WASHINGTON, D.C. — Gov. Bob Riley slammed President Barack Obama and other federal officials last week, saying they are breaking promises on how states can spend money expected as a result of the oil spill and who must approve the spending.
“For the federal government to come up and say that all of this NRDA (Natural Resource Damage Assessment) money has to go out for ecological restoration, and not for economic, is typical for a federal bureaucracy, telling the people what their needs are,” Riley said in a telephone interview.
“We never need to get to the point that any state has to have permission from the federal government to spend money that is rightfully ours,” he continued.

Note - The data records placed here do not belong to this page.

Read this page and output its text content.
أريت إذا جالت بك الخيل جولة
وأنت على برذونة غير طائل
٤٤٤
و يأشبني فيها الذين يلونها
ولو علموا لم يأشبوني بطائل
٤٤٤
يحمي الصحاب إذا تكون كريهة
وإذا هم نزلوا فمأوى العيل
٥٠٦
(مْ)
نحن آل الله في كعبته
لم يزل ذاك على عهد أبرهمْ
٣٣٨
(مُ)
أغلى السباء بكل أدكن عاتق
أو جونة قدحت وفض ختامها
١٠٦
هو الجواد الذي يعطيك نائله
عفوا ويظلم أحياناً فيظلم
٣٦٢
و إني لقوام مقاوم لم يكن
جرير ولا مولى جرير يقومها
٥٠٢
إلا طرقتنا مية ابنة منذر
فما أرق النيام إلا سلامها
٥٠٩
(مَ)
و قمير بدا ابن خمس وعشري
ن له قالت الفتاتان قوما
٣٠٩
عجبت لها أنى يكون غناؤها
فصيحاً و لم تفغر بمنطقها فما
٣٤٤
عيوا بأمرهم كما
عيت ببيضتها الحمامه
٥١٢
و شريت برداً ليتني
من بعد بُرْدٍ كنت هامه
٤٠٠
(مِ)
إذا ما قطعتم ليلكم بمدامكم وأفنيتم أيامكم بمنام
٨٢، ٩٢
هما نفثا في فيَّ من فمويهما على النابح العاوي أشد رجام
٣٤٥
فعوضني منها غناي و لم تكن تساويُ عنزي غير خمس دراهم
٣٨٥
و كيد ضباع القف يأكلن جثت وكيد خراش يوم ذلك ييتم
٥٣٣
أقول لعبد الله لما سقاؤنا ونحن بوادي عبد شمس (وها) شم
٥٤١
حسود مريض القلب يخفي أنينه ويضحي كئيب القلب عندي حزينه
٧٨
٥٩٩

A White House official, who asked to remain anonymous in order to discuss the matter, gave the following statement to the Press-Register:
“Statutes define what responsible parties must pay and how those monies can be spent, and we have to follow the law,” the official said.
The administration declined further comment.
Riley’s concerns center on the NRDA environmental review and Clean Water Act fines, which could together bring billions of dollars to Gulf Coast states.
Federal officials told Riley months ago that NRDA money could be used for either economic or environmental restoration, the governor said. Now, they’re saying that the money should be limited to environmental use, according to Riley.
He also expressed concern that the federal government wants to approve recovery projects selected by the state, from both the NRDA and Clean Water Act funds, rather than letting the states decide on projects for themselves.
A letter sent from federal recovery chief Ray Mabus to Riley last week described the recovery effort as a joint state and federal project.
Referring to NRDA, Mabus, who also serves as Navy secretary, wrote, “we are working closely with your representatives, and those of other affected states, to identify major restoration projects in each of the states that can be launched without delay, when agreed to by the responsible parties.”
Mabus spoke similarly about Clean Water act funds, saying “the affected Gulf Coast states will play a critical role, along with federal authorities, in deciding how those funds are spent.”
Federal officials have long emphasized the role of Gulf Coast locals in planning the recovery. When Obama announced Mabus’ appointment to head the federal recovery effort in June, he highlighted the leading role to be taken by local officials in his very next sentence.
“The plan will be designed by states, local communities, tribes, fishermen, businesses, conservationists and other Gulf residents,” Obama said.
Like Riley, Mississippi Gov. Haley Barbour believes states should have control over how recovery money is spent, Press Secretary Dan Turner said. He added that the governor’s office wasn’t yet sure what degree of control the federal government intended to exercise over the money.
“We haven’t gotten a real clear direction on what the next steps are,” Turner said.
The Press-Register sought comment from the governors of the three other Gulf states — Florida, Louisiana and Texas — late last, week but received no response.
Turner added that recovery money shouldn’t be walled off for environmental use only.
“You really can’t separate the damage done environmentally and the damage done economically,” he said. “The timing of the oil spill was during a peak tourism season along the Gulf Coast.”
Steve McKinney, a lawyer from Birmingham-based Balch & Bingham LLP acting as outside counsel for Alabama, said NRDA requires the parties responsible for the spill to pay for environmental and economic harm.
According to Riley, billions of dollars could be allocated to states as a result of NRDA. This would be apart from the $5.4 billion to $21.1 billion BP PLC and other responsible parties could be charged through Clean Water Act fines.
If NRDA money is restricted for environmental use only, Riley said, “that really (puts) Alabama, Mississippi and Florida at a significant disadvantage.”
The governor, who will be leaving office in January, added that if federal restrictions on the money remain “unacceptable,” the state can drop out of the federal deal and negotiate with BP independently.
That process could be long and difficult, according to Riley, but it would be better than having to answer to a federal bureaucrat.
“Each state is fully capable of making a determination about how that money should be spent in their own state,” Riley said.